Free Malaysia Today
Singapore has made its position on minimum wage as clear as those jousting for it: there will be none of it as far as the city-state is concerned.
That much came became clear when the Republic’s labour chief, Lim Swee Say, argued forcefully against the implementation of such a scheme.
In excerpts carried by the nation’s only “visible” broadsheet, The Straits Times, Lim, who is also a minister in the Singapore Cabinet, said a minimum wage policy will “not work”.
Instead what he advocates is a so-called regime of promoting minimum skills for the nation’s workforce — a typical throwback to Confucian precepts of teaching a man to fish rather than giving him a fish every day!
There is nothing morally wrong with what Lim had proposed.
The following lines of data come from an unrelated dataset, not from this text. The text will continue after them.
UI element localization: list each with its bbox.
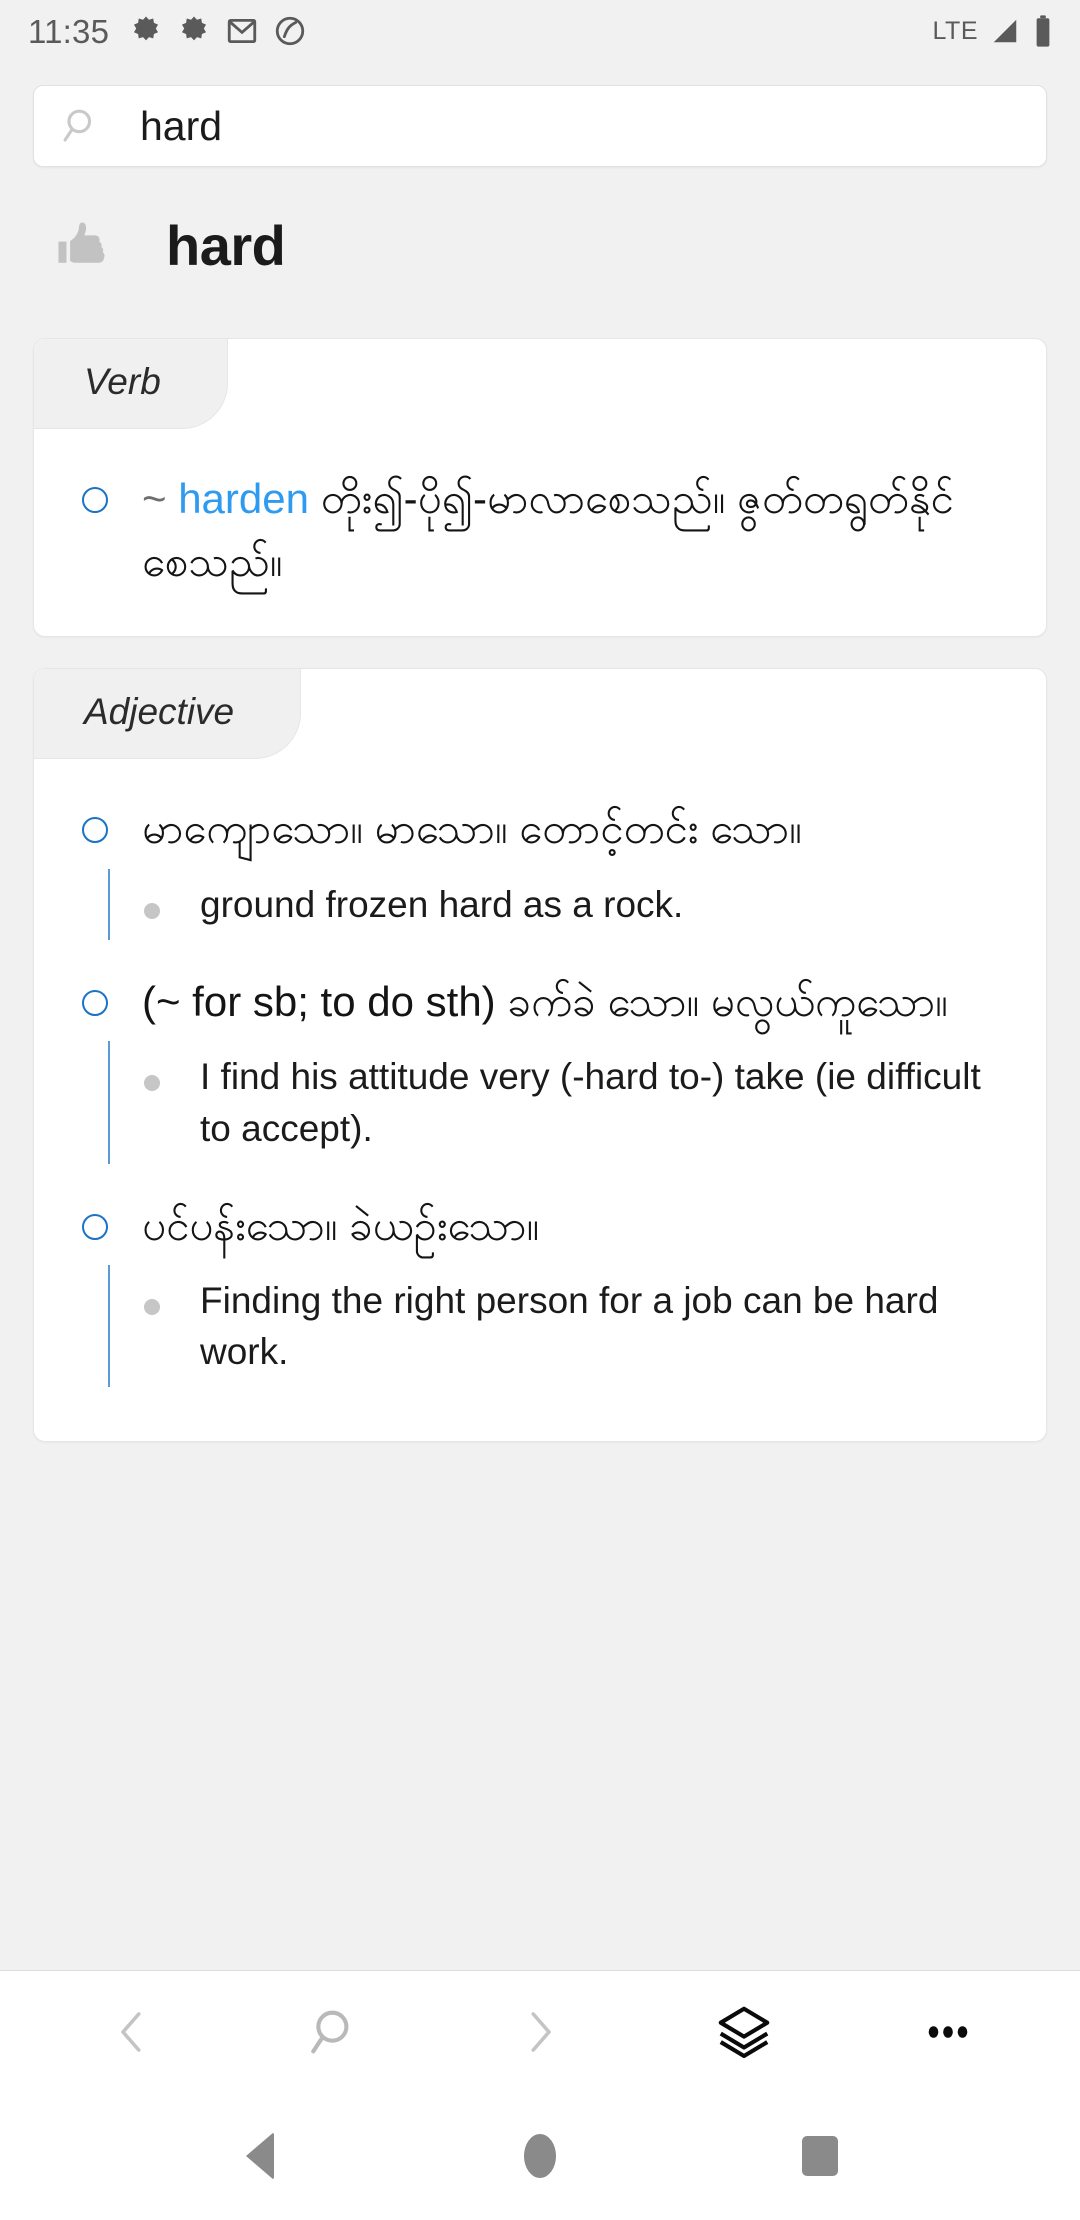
pos-tab-label: Adjective — [34, 669, 302, 759]
sense-definition: မာကျောသော။ မာသော။ တောင့်တင်း သော။ — [142, 804, 802, 852]
pos-card-adjective: Adjective မာကျောသော။ မာသော။ တောင့်တင်း သ… — [33, 668, 1047, 1443]
sense-bullet-icon — [82, 486, 108, 513]
example-group: Finding the right person for a job can b… — [108, 1265, 1006, 1388]
sense-bullet-icon — [82, 1213, 108, 1240]
thumbs-up-icon[interactable] — [52, 215, 114, 277]
app-screen: 11:35 LTE hard hard Verb ~ harden တိုး၍-… — [0, 0, 1080, 2220]
circle-slash-icon — [273, 14, 307, 48]
library-button[interactable] — [674, 1982, 814, 2082]
example-item: I find his attitude very (-hard to-) tak… — [110, 1049, 1006, 1155]
back-button[interactable] — [62, 1982, 202, 2082]
gear-icon — [177, 14, 211, 48]
more-horizontal-icon — [928, 2025, 968, 2038]
example-text: I find his attitude very (-hard to-) tak… — [200, 1056, 981, 1149]
cross-reference-link[interactable]: harden — [178, 475, 309, 522]
gmail-icon — [225, 14, 259, 48]
example-item: Finding the right person for a job can b… — [110, 1273, 1006, 1379]
example-item: ground frozen hard as a rock. — [110, 877, 1006, 932]
search-input-value: hard — [140, 102, 223, 149]
example-bullet-icon — [144, 902, 160, 919]
sense-bullet-icon — [82, 989, 108, 1016]
battery-icon — [1032, 14, 1054, 48]
tilde-marker: ~ — [142, 474, 167, 522]
example-group: ground frozen hard as a rock. — [108, 868, 1006, 940]
status-system-icons: LTE — [933, 14, 1055, 48]
network-type-label: LTE — [932, 16, 978, 45]
page-title: hard — [166, 214, 286, 277]
android-home[interactable] — [480, 2111, 600, 2201]
circle-icon — [524, 2134, 556, 2178]
pos-card-body: မာကျောသော။ မာသော။ တောင့်တင်း သော။ ground… — [34, 759, 1046, 1442]
sense-item: ~ harden တိုး၍-ပို၍-မာလာစေသည်။ ဇွတ်တရွတ်… — [68, 455, 1006, 595]
square-icon — [802, 2136, 838, 2176]
search-icon — [60, 104, 104, 148]
sense-definition: ပင်ပန်းသော။ ခဲယဉ်းသော။ — [142, 1201, 540, 1249]
example-text: Finding the right person for a job can b… — [200, 1280, 939, 1373]
search-button[interactable] — [266, 1982, 406, 2082]
sense-item: (~ for sb; to do sth) ခက်ခဲ သော။ မလွယ်ကူ… — [68, 958, 1006, 1034]
example-bullet-icon — [144, 1299, 160, 1316]
example-group: I find his attitude very (-hard to-) tak… — [108, 1041, 1006, 1164]
chevron-left-icon — [121, 2011, 141, 2052]
android-recents[interactable] — [760, 2111, 880, 2201]
pos-tab-label: Verb — [34, 339, 228, 429]
layers-icon — [718, 2006, 770, 2039]
triangle-left-icon — [246, 2132, 274, 2180]
forward-button[interactable] — [470, 1982, 610, 2082]
example-text: ground frozen hard as a rock. — [200, 883, 684, 925]
headword-row: hard — [0, 167, 1080, 338]
android-back[interactable] — [200, 2111, 320, 2201]
example-bullet-icon — [144, 1075, 160, 1092]
status-bar: 11:35 LTE — [0, 0, 1080, 62]
sense-bullet-icon — [82, 816, 108, 843]
signal-icon — [989, 16, 1021, 46]
status-time: 11:35 — [28, 12, 110, 50]
android-navigation-bar — [0, 2092, 1080, 2220]
search-input[interactable]: hard — [33, 85, 1047, 167]
chevron-right-icon — [531, 2011, 551, 2052]
search-bar-container: hard — [0, 62, 1080, 167]
definition-list[interactable]: Verb ~ harden တိုး၍-ပို၍-မာလာစေသည်။ ဇွတ်… — [0, 338, 1080, 1970]
status-notification-icons — [129, 14, 307, 48]
more-button[interactable] — [878, 1982, 1018, 2082]
bottom-toolbar — [0, 1970, 1080, 2092]
gear-icon — [129, 14, 163, 48]
pos-card-body: ~ harden တိုး၍-ပို၍-မာလာစေသည်။ ဇွတ်တရွတ်… — [34, 429, 1046, 637]
sense-definition: (~ for sb; to do sth) ခက်ခဲ သော။ မလွယ်ကူ… — [142, 977, 948, 1025]
sense-item: မာကျောသော။ မာသော။ တောင့်တင်း သော။ — [68, 785, 1006, 861]
sense-text: ~ harden တိုး၍-ပို၍-မာလာစေသည်။ ဇွတ်တရွတ်… — [142, 467, 1006, 595]
sense-item: ပင်ပန်းသော။ ခဲယဉ်းသော။ — [68, 1182, 1006, 1258]
pos-card-verb: Verb ~ harden တိုး၍-ပို၍-မာလာစေသည်။ ဇွတ်… — [33, 338, 1047, 638]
Even ideologically, too, such a scheme is very much in keeping with the city-state’s preference for self-reliance over any remotely perceived notion of taking hand-outs.
But as matters stand, today’s world is far more complex than the medieval China the sage extolled.
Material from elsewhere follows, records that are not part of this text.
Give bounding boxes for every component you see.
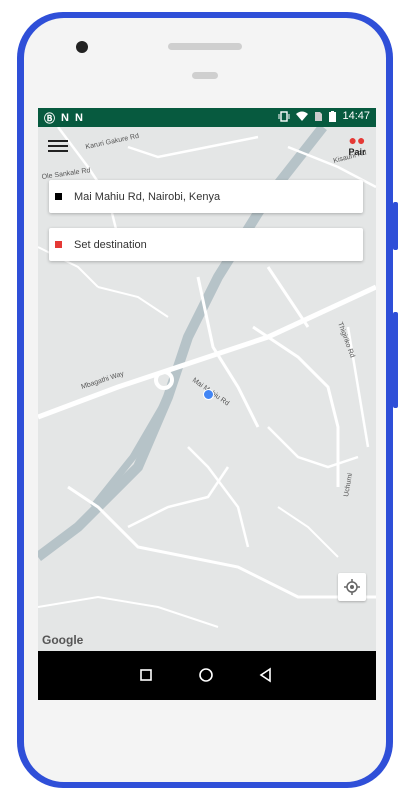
map-view[interactable]: Karuri Gakure Rd Kisauni Rd Ole Sankale …	[38, 127, 376, 651]
destination-marker-icon	[55, 241, 62, 248]
sim-card-icon	[315, 111, 323, 121]
pickup-marker-icon	[55, 193, 62, 200]
n-notification-icon: N	[74, 112, 83, 124]
n-notification-icon: N	[61, 112, 69, 124]
status-notifications: Ⓑ N N	[44, 110, 83, 126]
status-time: 14:47	[342, 110, 370, 122]
map-label: Uchumi	[343, 472, 354, 497]
vibrate-icon	[278, 110, 290, 122]
b-circle-icon: Ⓑ	[44, 113, 55, 125]
pickup-field[interactable]: Mai Mahiu Rd, Nairobi, Kenya	[49, 180, 363, 213]
my-location-button[interactable]	[338, 573, 366, 601]
volume-button	[393, 202, 398, 250]
power-button	[393, 312, 398, 408]
crosshair-icon	[344, 579, 360, 595]
proximity-sensor	[192, 72, 218, 79]
pickup-address: Mai Mahiu Rd, Nairobi, Kenya	[74, 190, 221, 203]
map-label: Karuri Gakure Rd	[85, 133, 140, 151]
triangle-back-icon	[259, 667, 271, 683]
circle-icon	[199, 668, 213, 682]
pair-button[interactable]: ●● Pair	[344, 133, 370, 157]
wifi-icon	[296, 111, 309, 121]
android-nav-bar	[38, 651, 376, 700]
recents-button[interactable]	[136, 665, 156, 685]
front-camera	[76, 41, 88, 53]
map-label: Ole Sankale Rd	[41, 167, 91, 181]
status-bar: Ⓑ N N 14:47	[38, 108, 376, 127]
status-indicators: 14:47	[278, 110, 370, 122]
battery-icon	[329, 110, 337, 122]
destination-placeholder: Set destination	[74, 238, 147, 251]
google-logo: Google	[42, 633, 84, 647]
screen: Ⓑ N N 14:47 Karuri Gakure Rd Kisauni Rd …	[38, 108, 376, 700]
map-label: Mbagathi Way	[80, 370, 125, 391]
square-icon	[140, 669, 152, 681]
people-icon: ●●	[348, 132, 366, 148]
menu-button[interactable]	[48, 137, 68, 155]
map-label: Thigiriko Rd	[336, 321, 355, 359]
destination-field[interactable]: Set destination	[49, 228, 363, 261]
back-button[interactable]	[256, 665, 276, 685]
hamburger-icon	[48, 140, 68, 142]
earpiece-speaker	[168, 43, 242, 50]
home-button[interactable]	[196, 665, 216, 685]
pair-label: Pair	[348, 147, 366, 157]
current-location-dot	[203, 389, 214, 400]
And today’s world is also certainly more economically dynamic than the pastoral world from where Confucius preached.
Minimum wage will almost certainly be a hot political potato in the run-up to the general election, which the city-state must call by February 2012.
A similar bread-and-butter issue which became a hot topic in the 1984 general election was the mandatory retirement age. The same ruling clique of the Peoples’ Action Party (PAP) announced that it would defer the mandatory retirement age.
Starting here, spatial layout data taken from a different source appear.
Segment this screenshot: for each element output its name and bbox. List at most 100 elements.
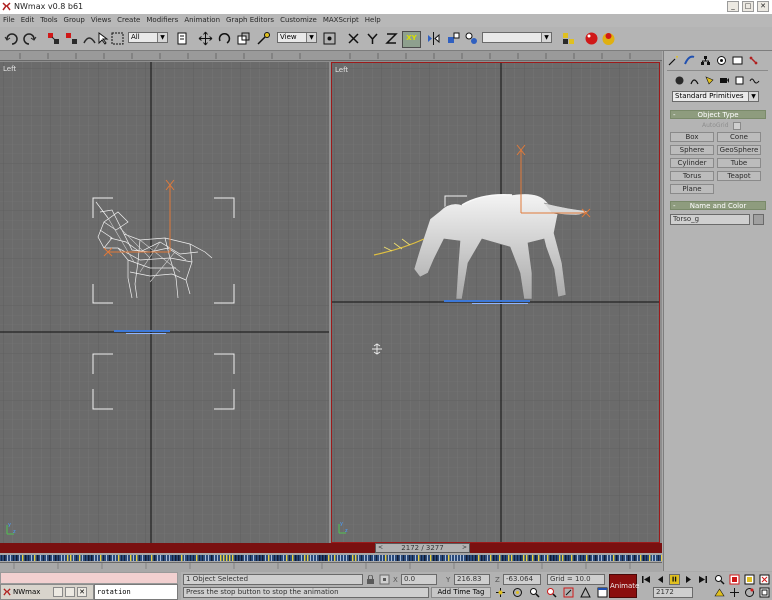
restrict-y-icon[interactable] [365,31,380,46]
previous-frame-icon[interactable] [655,574,666,585]
zoom-extents-selected-icon[interactable] [744,574,755,585]
selection-filter-dropdown[interactable]: All ▼ [128,32,168,43]
material-editor-icon[interactable] [464,31,479,46]
display-tab-icon[interactable] [732,55,743,66]
plane-button[interactable]: Plane [670,184,714,194]
zoom-icon[interactable] [529,587,540,598]
move-icon[interactable] [198,31,213,46]
track-bar[interactable] [0,553,663,572]
menu-graph-editors[interactable]: Graph Editors [223,14,277,27]
go-to-start-icon[interactable] [641,574,652,585]
space-warps-category-icon[interactable] [749,75,760,86]
menu-modifiers[interactable]: Modifiers [143,14,181,27]
cylinder-button[interactable]: Cylinder [670,158,714,168]
cone-button[interactable]: Cone [717,132,761,142]
go-to-end-icon[interactable] [697,574,708,585]
sphere-button[interactable]: Sphere [670,145,714,155]
stop-animation-icon[interactable] [669,574,680,585]
viewport-left[interactable]: Left yz [0,62,329,543]
shapes-category-icon[interactable] [689,75,700,86]
restrict-z-icon[interactable] [384,31,399,46]
category-dropdown[interactable]: Standard Primitives ▼ [672,91,759,102]
select-region-icon[interactable] [110,31,125,46]
time-slider-thumb[interactable]: < 2172 / 3277 > [375,543,470,553]
field-of-view-icon[interactable] [580,587,591,598]
reference-coordinate-dropdown[interactable]: View ▼ [277,32,317,43]
scale-icon[interactable] [236,31,251,46]
teapot-button[interactable]: Teapot [717,171,761,181]
geosphere-button[interactable]: GeoSphere [717,145,761,155]
current-frame-field[interactable]: 2172 [653,587,693,598]
maxscript-listener-input[interactable]: rotation [94,584,178,600]
zoom-extents-icon[interactable] [714,574,725,585]
restrict-xy-button[interactable]: XY [402,31,421,48]
lock-selection-icon[interactable] [366,575,375,584]
next-frame-icon[interactable] [683,574,694,585]
render-scene-icon[interactable] [584,31,599,46]
taskbar-close-button[interactable]: ✕ [77,587,87,597]
hierarchy-tab-icon[interactable] [700,55,711,66]
taskbar-restore-button[interactable] [65,587,75,597]
maximize-viewport-icon[interactable] [597,587,608,598]
object-type-rollout-header[interactable]: - Object Type [670,110,766,119]
absolute-mode-icon[interactable] [379,574,390,585]
zoom-all-icon[interactable] [546,587,557,598]
geometry-category-icon[interactable] [674,75,685,86]
named-selection-dropdown[interactable]: ▼ [482,32,552,43]
cameras-category-icon[interactable] [719,75,730,86]
pan-icon[interactable] [495,587,506,598]
mirror-icon[interactable] [426,31,441,46]
track-view-icon[interactable] [561,31,576,46]
taskbar-button-nwmax[interactable]: NWmax ✕ [0,584,94,600]
menu-create[interactable]: Create [114,14,143,27]
walk-through-icon[interactable] [729,587,740,598]
viewport-right[interactable]: Left yz [331,62,660,543]
minimize-button[interactable]: _ [727,1,739,12]
bind-to-space-warp-icon[interactable] [82,31,97,46]
restrict-x-icon[interactable] [346,31,361,46]
key-mode-icon[interactable] [714,587,725,598]
zoom-extents-all-icon[interactable] [729,574,740,585]
lights-category-icon[interactable] [704,75,715,86]
time-next-icon[interactable]: > [462,544,467,552]
autogrid-checkbox[interactable] [733,122,741,130]
utilities-tab-icon[interactable] [748,55,759,66]
maxscript-listener-output[interactable] [0,572,178,584]
viewport-left-label[interactable]: Left [3,65,16,73]
close-button[interactable]: ✕ [757,1,769,12]
name-and-color-rollout-header[interactable]: - Name and Color [670,201,766,210]
z-coordinate-field[interactable]: -63.064 [503,574,541,585]
unlink-selection-icon[interactable] [64,31,79,46]
tube-button[interactable]: Tube [717,158,761,168]
modify-tab-icon[interactable] [684,55,695,66]
menu-group[interactable]: Group [61,14,88,27]
menu-animation[interactable]: Animation [181,14,223,27]
align-icon[interactable] [446,31,461,46]
motion-tab-icon[interactable] [716,55,727,66]
menu-customize[interactable]: Customize [277,14,320,27]
pivot-center-icon[interactable] [322,31,337,46]
time-prev-icon[interactable]: < [378,544,383,552]
time-slider[interactable] [0,543,662,553]
helpers-category-icon[interactable] [734,75,745,86]
box-button[interactable]: Box [670,132,714,142]
select-by-name-icon[interactable] [176,31,191,46]
select-and-link-icon[interactable] [46,31,61,46]
redo-icon[interactable] [22,31,37,46]
object-name-field[interactable]: Torso_g [670,214,750,225]
menu-help[interactable]: Help [362,14,384,27]
maximize-button[interactable]: □ [742,1,754,12]
menu-file[interactable]: File [0,14,18,27]
torus-button[interactable]: Torus [670,171,714,181]
select-manipulate-icon[interactable] [256,31,271,46]
viewport-right-label[interactable]: Left [335,66,348,74]
undo-icon[interactable] [4,31,19,46]
select-object-icon[interactable] [96,31,111,46]
x-coordinate-field[interactable]: 0.0 [401,574,437,585]
animate-button[interactable]: Animate [609,574,639,598]
menu-tools[interactable]: Tools [37,14,60,27]
menu-views[interactable]: Views [88,14,114,27]
taskbar-minimize-button[interactable] [53,587,63,597]
arc-rotate-icon[interactable] [512,587,523,598]
add-time-tag-button[interactable]: Add Time Tag [431,587,491,598]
This controversy in Singapore some 26 years ago caused a swing in votes. It was a “watershed” of sorts because for the first time in many years the Singaporean electorate was riveted to highly-charged political debates, something never before seen in the nation’s long history.
Disparity in treatment
According to the Temasek Review, “inequalities can only expand” if a minimum wage policy is not followed through.
The website’s main grouse has been of the disparity in treatment meted out to landlords and the minions (workers) serving their bosses meekly.
“You never hear Lim (Swee Say) urging landlords to keep rents low or that electricity tariff, which is the second highest in the world, should be reduced to keep Singapore competitive. Lim believes in making workers ‘cheaper’ to stay competitive as part of his CBF (cheaper, better faster) strategy.”
Yet, based on anecdotal and empirical evidence, it cannot be dismissed that an underclass in Singapore is indeed growing.
And that, according to the website, has largely to do with the “influx of cheap imported labour, regressive taxation policies and erosion of labour rights and benefits”.
Singapore has always opined that it does not have the natural resources that Malaysia and other neighbouring countries have for it to hand out largesse.
Hong Kong, too, does not have the kind of resources that Malaysia has.